La decisione del giudice e il patteggiamento del 2025
Dopo due anni di sofferenza e indagini, l’udienza preliminare si è conclusa con una decisione che ha diviso le parti coinvolte. Il giudice Lucrezia Natta, accogliendo la richiesta della difesa, ha approvato un patteggiamento da due anni, tre mesi e dieci giorni, con pena sostituita da lavori socialmente utili. Questa decisione ha suscitato delusione nella parte civile, rappresentata dall’avvocato Filippo Amoroso, che aveva chiesto una pena più severa per sottolineare la continuità e la gravità della violenza domestica. Secondo la difesa delle vittime, la reiterazione delle condotte e il quadro manipolatorio richiedevano una risposta più netta della giustizia penale.
Il risarcimento versato dall’imputato alle vittime è stato di 3.000 euro, una somma giudicata troppo bassa rispetto alle richieste avanzate, che superavano i 40.000 euro. La parte civile ha già annunciato la volontà di procedere in sede civile per ottenere un risarcimento più adeguato ai danni morali e materiali subiti da Claudia e Marta. La difesa dell’uomo, guidata dall’avvocata Flavia Pugliese del Foro di Torino, ha evidenziato la disponibilità del suo assistito a impegnarsi in lavori sociali e a seguire un percorso di recupero, cercando di dare un segno di cambiamento e responsabilità.

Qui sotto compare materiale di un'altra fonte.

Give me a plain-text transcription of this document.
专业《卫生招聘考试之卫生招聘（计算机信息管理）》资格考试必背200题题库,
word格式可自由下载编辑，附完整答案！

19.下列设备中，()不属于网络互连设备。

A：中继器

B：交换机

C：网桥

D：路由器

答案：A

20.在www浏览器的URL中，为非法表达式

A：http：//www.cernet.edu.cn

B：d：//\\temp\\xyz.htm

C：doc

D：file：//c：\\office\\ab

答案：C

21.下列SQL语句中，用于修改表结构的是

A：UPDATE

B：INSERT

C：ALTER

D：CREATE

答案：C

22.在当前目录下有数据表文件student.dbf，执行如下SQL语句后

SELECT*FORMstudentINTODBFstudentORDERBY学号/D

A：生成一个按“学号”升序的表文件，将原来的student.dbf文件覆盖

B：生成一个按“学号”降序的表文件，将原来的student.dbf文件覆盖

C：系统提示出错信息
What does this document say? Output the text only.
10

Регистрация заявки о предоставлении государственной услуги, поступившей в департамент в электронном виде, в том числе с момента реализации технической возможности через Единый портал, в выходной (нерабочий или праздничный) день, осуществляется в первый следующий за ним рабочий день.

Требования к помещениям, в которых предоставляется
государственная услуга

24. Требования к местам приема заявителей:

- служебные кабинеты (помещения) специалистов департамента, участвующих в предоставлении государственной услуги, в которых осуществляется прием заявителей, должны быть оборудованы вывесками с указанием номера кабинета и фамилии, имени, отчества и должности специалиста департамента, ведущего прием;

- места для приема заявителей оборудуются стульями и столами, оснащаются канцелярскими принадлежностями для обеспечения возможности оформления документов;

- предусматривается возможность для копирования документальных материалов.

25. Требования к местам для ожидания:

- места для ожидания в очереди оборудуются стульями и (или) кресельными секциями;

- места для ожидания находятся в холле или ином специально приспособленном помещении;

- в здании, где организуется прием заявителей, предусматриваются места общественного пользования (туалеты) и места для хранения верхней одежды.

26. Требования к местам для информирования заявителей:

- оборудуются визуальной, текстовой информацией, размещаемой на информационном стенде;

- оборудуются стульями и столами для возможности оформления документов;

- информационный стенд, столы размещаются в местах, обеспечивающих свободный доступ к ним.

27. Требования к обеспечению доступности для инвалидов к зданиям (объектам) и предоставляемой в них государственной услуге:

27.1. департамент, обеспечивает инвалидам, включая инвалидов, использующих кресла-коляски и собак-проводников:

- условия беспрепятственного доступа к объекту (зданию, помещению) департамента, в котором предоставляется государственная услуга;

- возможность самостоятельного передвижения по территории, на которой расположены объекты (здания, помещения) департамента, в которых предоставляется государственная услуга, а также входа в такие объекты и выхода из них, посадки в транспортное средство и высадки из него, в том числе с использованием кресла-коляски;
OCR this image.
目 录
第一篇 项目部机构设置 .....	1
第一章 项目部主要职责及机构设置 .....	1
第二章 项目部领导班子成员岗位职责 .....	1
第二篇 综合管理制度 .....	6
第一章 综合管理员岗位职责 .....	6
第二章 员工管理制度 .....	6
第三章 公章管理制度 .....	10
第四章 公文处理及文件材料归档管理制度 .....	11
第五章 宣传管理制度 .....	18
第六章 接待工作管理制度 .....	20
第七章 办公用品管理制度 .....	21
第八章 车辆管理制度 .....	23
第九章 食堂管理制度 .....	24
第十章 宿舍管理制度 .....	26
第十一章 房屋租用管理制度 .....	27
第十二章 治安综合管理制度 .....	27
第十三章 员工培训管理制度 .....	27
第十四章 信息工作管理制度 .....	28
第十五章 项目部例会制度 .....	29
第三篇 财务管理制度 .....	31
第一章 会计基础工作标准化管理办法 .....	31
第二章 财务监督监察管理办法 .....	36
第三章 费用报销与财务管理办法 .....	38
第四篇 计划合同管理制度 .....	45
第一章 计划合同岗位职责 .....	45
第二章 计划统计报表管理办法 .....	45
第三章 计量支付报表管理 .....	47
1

Claudia ha spiegato di aver denunciato soprattutto per tutelare sua figlia. Ha voluto evitare che Marta crescesse con l’idea che insulti e violenze fossero parte di un rapporto affettivo, e con la convinzione che un pugno potesse giustificarsi nell’amore. Quel coraggio ha fatto emergere un caso che, nonostante il patteggiamento, resta evocativo delle difficoltà che molte donne affrontano anche oggi, in contesti familiari che dovrebbero invece garantire protezione e sicurezza.